教科書の購入にかかる費用(二〇〇四年度)は、小学校の場合、児童一人当たり千七百十一円(二年生)から四千二百五十五円(三年生)で、平均三千百七十三円。中学校の平均は、四千五百九十五円です。〇四年度予算全体では、四百三億円(文科省予算の0・7%)が教科書購入費にあてられています。
義務教育教科書の無償給与制度は、「憲法第二六条に掲げる義務教育無償の精神をより広く実現する」(文部科学省ホームページ)ため、国公私立すべての小中学校に通う全児童・生徒に対して実施されています。全学年・全教科の教科書無償給与が実現したのは一九六九年のことです。

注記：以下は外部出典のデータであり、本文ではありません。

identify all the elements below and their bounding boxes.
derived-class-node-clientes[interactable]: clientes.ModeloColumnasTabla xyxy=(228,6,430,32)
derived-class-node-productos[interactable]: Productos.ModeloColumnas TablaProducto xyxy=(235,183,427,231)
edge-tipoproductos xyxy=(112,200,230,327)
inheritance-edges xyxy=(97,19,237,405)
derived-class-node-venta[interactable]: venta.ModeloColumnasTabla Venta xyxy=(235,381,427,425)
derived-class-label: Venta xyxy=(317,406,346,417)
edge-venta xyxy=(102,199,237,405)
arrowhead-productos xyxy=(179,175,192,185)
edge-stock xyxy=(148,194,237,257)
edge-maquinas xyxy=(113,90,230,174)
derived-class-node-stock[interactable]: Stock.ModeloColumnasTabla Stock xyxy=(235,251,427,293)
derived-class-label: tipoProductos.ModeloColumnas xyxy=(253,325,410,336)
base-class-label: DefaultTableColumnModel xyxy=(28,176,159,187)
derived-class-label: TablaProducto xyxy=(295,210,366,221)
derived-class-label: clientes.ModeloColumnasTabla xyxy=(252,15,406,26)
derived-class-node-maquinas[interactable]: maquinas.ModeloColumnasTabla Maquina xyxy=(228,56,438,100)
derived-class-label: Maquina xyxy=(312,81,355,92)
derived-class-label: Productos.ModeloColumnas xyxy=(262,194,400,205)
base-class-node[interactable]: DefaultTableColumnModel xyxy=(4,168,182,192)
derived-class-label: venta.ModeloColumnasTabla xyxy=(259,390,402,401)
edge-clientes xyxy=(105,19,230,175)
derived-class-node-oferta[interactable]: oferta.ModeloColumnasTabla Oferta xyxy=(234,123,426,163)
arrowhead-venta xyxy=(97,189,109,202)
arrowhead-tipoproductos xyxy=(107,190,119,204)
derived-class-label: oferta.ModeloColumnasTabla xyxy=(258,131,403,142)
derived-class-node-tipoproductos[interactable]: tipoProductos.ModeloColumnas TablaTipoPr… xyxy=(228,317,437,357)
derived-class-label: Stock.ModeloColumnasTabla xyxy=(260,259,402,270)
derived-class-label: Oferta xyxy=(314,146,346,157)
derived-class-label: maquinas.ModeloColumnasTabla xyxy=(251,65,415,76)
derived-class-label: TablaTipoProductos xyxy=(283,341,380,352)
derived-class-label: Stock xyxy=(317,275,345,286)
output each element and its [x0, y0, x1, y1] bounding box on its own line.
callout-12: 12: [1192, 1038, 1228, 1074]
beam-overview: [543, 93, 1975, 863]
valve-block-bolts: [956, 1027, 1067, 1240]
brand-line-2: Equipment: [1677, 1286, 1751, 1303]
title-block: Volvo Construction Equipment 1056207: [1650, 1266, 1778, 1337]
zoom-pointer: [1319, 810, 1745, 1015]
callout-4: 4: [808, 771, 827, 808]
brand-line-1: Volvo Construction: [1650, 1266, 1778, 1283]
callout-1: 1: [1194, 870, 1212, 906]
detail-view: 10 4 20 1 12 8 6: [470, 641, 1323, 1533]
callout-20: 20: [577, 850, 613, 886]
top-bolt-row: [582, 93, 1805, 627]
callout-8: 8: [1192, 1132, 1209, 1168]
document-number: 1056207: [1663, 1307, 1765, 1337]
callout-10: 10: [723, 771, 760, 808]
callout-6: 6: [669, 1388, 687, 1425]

有償化を打ち出したのは旧大蔵省当時の一九七九年。「厳しい財政事情」を理由に、財務省と名前がかわってからも教科書有償化の主張を繰り返しています。
小泉内閣の「骨太方針」(経済財政運営と構造改革に関する基本方針2003)には盛り込まれていないため、財務省が有償化の根拠として持ち出しているのは二十三年前の臨調答申です。
財政負担の削減という理由では支持が広がりにくいためか、近年では「受益者負担の原則や教科書に対する国民的な意識と関心を高める」(財政審・〇四年度予算への「建議」)などと、表向きの理由づけを変化させています。